Ich habe im Netz ein paar Sachen dazu gefunden, die mir aber leider nicht weitergeholfen haben...Last edited by schachti on Fri Mar 18, 2005 12:37 pm; edited 1 time in total

----------

## Mr Faber

Aus Firefox Thunderbird zu starten ist einfach. Einfach im Browser about:config eingeben und mit der rechten Maustaste einen neuen String mit dem Namen network.protocol-handler.app.mailto und dem Wert /usr/bin/thunderbird hinzufügen. Dann noch den bereits vorhandenen Wert network.protocol-handler.external.mailto auf true setzen.
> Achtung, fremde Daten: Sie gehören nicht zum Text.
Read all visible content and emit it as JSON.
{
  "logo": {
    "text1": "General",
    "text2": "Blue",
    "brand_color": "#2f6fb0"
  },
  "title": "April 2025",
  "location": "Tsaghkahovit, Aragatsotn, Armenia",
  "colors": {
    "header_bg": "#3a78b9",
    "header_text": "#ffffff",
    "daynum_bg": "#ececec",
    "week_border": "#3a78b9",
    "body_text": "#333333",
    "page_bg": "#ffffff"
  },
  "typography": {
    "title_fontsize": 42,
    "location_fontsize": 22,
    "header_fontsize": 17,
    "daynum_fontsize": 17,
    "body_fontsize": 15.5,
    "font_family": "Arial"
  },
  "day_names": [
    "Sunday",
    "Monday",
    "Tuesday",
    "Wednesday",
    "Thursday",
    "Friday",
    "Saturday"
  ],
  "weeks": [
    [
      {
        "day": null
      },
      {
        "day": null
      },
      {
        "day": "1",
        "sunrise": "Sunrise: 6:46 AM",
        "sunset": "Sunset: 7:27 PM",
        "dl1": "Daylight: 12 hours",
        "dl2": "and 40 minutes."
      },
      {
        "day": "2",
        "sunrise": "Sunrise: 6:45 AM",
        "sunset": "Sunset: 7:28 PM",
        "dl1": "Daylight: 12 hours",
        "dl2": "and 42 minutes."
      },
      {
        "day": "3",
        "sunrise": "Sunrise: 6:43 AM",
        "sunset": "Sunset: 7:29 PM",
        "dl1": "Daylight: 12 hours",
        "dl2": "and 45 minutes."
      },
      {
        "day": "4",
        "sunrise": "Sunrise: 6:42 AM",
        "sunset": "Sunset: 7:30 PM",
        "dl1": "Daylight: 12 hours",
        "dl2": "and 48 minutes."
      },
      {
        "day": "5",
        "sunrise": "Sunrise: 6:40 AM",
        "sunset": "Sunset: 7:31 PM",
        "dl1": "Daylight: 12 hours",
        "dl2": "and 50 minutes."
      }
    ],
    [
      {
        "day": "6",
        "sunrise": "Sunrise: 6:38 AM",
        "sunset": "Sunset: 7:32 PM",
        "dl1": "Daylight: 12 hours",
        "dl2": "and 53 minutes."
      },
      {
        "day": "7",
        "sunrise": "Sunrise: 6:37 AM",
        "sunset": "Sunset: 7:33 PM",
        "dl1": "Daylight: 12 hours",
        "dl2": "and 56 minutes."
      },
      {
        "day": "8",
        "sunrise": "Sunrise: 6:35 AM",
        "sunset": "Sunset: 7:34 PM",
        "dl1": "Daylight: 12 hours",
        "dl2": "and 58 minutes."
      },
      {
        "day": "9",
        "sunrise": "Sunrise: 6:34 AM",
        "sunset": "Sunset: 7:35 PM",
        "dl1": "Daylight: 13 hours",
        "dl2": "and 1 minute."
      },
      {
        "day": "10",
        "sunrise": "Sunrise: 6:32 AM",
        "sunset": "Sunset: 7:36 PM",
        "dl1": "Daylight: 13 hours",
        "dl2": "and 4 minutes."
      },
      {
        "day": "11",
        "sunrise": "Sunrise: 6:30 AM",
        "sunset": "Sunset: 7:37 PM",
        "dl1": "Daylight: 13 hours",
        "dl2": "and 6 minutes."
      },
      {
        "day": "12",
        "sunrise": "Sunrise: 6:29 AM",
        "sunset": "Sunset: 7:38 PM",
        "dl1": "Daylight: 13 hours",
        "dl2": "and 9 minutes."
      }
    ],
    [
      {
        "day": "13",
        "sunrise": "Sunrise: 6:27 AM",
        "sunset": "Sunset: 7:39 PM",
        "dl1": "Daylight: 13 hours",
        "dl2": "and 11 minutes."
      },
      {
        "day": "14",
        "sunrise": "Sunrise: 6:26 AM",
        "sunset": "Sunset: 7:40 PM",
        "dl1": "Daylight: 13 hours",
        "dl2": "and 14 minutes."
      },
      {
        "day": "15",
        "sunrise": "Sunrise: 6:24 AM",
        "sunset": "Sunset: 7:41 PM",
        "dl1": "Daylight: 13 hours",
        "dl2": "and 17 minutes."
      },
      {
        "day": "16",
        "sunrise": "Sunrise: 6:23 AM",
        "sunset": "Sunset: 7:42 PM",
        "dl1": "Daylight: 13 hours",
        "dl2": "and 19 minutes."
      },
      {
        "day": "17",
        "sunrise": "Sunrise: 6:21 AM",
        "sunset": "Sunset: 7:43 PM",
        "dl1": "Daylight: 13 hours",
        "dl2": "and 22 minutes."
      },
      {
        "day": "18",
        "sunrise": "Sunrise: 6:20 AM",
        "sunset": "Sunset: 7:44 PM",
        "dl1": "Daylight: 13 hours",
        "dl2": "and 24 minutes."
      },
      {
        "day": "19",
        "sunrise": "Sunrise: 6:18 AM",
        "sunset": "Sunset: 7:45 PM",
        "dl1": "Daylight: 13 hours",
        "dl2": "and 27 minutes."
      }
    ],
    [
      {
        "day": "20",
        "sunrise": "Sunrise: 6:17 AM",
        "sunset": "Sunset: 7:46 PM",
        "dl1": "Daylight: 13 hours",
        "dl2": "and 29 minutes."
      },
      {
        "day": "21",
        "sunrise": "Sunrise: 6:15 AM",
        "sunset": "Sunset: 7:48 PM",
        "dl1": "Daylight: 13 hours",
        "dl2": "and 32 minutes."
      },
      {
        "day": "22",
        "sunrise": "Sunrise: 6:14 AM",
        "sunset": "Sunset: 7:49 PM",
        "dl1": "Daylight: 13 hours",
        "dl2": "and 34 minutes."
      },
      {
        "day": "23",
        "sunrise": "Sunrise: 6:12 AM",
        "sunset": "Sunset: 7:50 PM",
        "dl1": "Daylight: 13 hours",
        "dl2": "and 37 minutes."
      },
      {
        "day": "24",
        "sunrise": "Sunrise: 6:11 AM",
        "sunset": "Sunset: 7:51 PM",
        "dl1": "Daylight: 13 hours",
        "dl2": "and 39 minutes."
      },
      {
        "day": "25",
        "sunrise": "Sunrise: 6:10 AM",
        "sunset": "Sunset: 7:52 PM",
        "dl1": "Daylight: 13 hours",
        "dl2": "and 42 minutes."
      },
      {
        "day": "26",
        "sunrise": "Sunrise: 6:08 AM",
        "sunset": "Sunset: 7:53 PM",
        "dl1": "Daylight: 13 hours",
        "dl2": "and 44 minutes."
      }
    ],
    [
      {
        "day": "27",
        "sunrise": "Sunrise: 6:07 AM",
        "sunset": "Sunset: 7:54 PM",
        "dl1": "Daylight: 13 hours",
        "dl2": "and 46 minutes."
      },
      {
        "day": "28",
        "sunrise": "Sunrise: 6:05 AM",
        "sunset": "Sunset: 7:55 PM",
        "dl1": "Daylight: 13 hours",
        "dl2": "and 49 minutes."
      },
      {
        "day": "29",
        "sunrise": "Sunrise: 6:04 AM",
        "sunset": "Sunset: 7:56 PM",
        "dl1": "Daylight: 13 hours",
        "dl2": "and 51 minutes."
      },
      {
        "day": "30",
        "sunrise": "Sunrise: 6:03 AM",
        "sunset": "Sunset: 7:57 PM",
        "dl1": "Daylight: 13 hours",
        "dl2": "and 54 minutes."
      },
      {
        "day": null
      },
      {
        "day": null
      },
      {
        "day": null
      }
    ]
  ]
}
Das wars.

cu

Mr Faber

----------

## schachti

Das ist echt einfach, ist mir schon fast peinlich, daß ich das nicht selbst herausgefunden habe.  :Embarassed: 

Vielleicht kann man ja das andere Problem ähnlich einfach lösen...

----------

## Mr_Maniac

Lege im Thunderbird Profil-Verzeichnis einfach (falls noch nicht vorhanden) die Datei "user.js" an und füttere sie mit folgendem Inhalt:

 *Quote:*   

> user_pref("network.protocol-handler.app.http", "firefox");
> 
> user_pref("network.protocol-handler.app.https", "firefox");
> 
> user_pref("network.protocol-handler.app.ftp", "firefox");

 

Danach geht auch das wieder wie geschmiert  :Smile: 

Ich musste selber vor kurzer Zeit nach diesen Informationen suchen...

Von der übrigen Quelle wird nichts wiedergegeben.